Design thinking is a modern non-linear approach to problem solving. It is about observing people’s behavior, immersing into the way they live and finding what aspects of their lives could be improved. Based on those observations, designers come up with ideas which are quickly turned into prototypes. Designers test, draw conclusions, make adjustments and iterate this process until the end-users’ needs are fulfilled.
Design thinking: From thought to action, by Dominique Sciamma
Here is Dominique Sciamma (Strate School of Design’s Director)’s view and therefore that of Strate on Design Thinking and the way it has been taught so far.
France has always been a land of science, inventions and innovation. The French genius is not an empty word, which in played a large part in shaping of the modern world. The great figures were engineers, from French “Grandes Ecoles”, mostly created by Napoleon I, and often linked, by their very names, to industrial and logistical stakes (Mines, Ponts et Chaussée, Arts et Métiers, etc.). The rationality of science and technology has never been better valued than in France as it also served a certain idea of the world, deterministic, where everything can be put into an equation, and where every solution is therefore univocal and mechanistic.
This idea, very linear, was able to make the fortune of France in a world of heavy industry and five-year plans, in a closed and pyramidal world. It becomes a burden in a digitized, open, horizontal and changing world. It is a widespread evidence that our education system, built to serve this linearity, is totally out of step with the stakes of the 21st century. But there is nothing to suggest any systemic revolution in the production of our elites and their way of thinking. Spending two years of his life cramming to prepare entrance exams while ignoring the world is certainly not the best way to prepare oneself to transform it.
In fact, our Grandes Ecoles feel that the world has changed and are sincerely trying to influence and nurture their pedagogies of methodological innovations that would allow their graduates to resynchronize with the needs of the world. Design Thinking is one of those innovations.
Coming from the United States, and promoted by Tim Brown and his famous agency IDEO, Design Thinking is a non-linear problem solving method that allows an end-user empathic approach by integrating observation phases, Creativity, prototyping, testing, iteratively. And if it succeeds, it is because it draws more than strongly from - in fact it copies - the approach of the designer, who has been doing this ever since ... always
This method made the fortune of IDEO and some other players in the market. And the reason why is because it is closely linked to a legendary Anglo-Saxon pragmatism which does not embarrass itself with a hierarchical approach to knowledge and practices, unlike us, where disciplines are hierarchized, and where the engineer and manager prevail over the designer.
Design Thinking then becomes a panacea, a bookish method, mostly taught by non-designers, that would only apply to get relevant results! The designers, like sage lemons in a hurry, would have delivered their knowledge, their very thought, so that others, more serious, can solve problems centered on the user without them. Design Thinking is Thinknapping.

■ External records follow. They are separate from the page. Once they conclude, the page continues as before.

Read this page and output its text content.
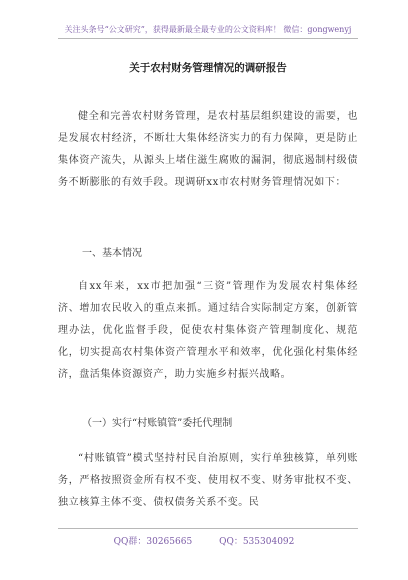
关注头条号“公文研究”，获得最新最全最专业的公文资料库！ 微信：gongwenyj
关于农村财务管理情况的调研报告
健全和完善农村财务管理，是农村基层组织建设的需要，也是发展农村经济，不断壮大集体经济实力的有力保障，更是防止集体资产流失，从源头上堵住滋生腐败的漏洞，彻底遏制村级债务不断膨胀的有效手段。现调研xx市农村财务管理情况如下：
一、基本情况
自xx年来，xx市把加强“三资”管理作为发展农村集体经济、增加农民收入的重点来抓。通过结合实际制定方案，创新管理办法，优化监督手段，促使农村集体资产管理制度化、规范化，切实提高农村集体资产管理水平和效率，优化强化村集体经济，盘活集体资源资产，助力实施乡村振兴战略。
（一）实行“村账镇管”委托代理制
“村账镇管”模式坚持村民自治原则，实行单独核算，单列账务，严格按照资金所有权不变、使用权不变、财务审批权不变、独立核算主体不变、债权债务关系不变。民
QQ群：30265665	QQ：535304092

The problem is that design is a whole, and that its thought is consubstantial with a practice: there is no Design Thinking without Design Doing, and to separate them is to sterilize them. It is because it represents, at every moment of its journey - from creation to communication, through observation, formalization and testing, that the designer finds innovative solutions. Wanting to Think Without Doing is therefore doomed to failure.
It is more than necessary to integrate designers into multidisciplinary teams and to make methodology the methodological field in which all actors, designers in Being the producers as well as the guarantors.
Such a solution, yet so simple, still hurts our educational models, but also our organizations, and even more our models of power. Because this what is at stake here! Our vision of the world is dated, and everything it induces is out of sync. By reinventing primary education at the university by reconciling thought and action in a pedagogy by project, by making the intermingling of disciplines a permanent reality, putting individual talents at the service of collective approaches, valuing Networking approaches, especially in ALL our institutions, we can resynchronize the French genius with its time, while paradoxically asserting its singularity.
Would it be a revolution?
It would not be the first one.
It requires empathy, energy, creativity, nerve. It requires design.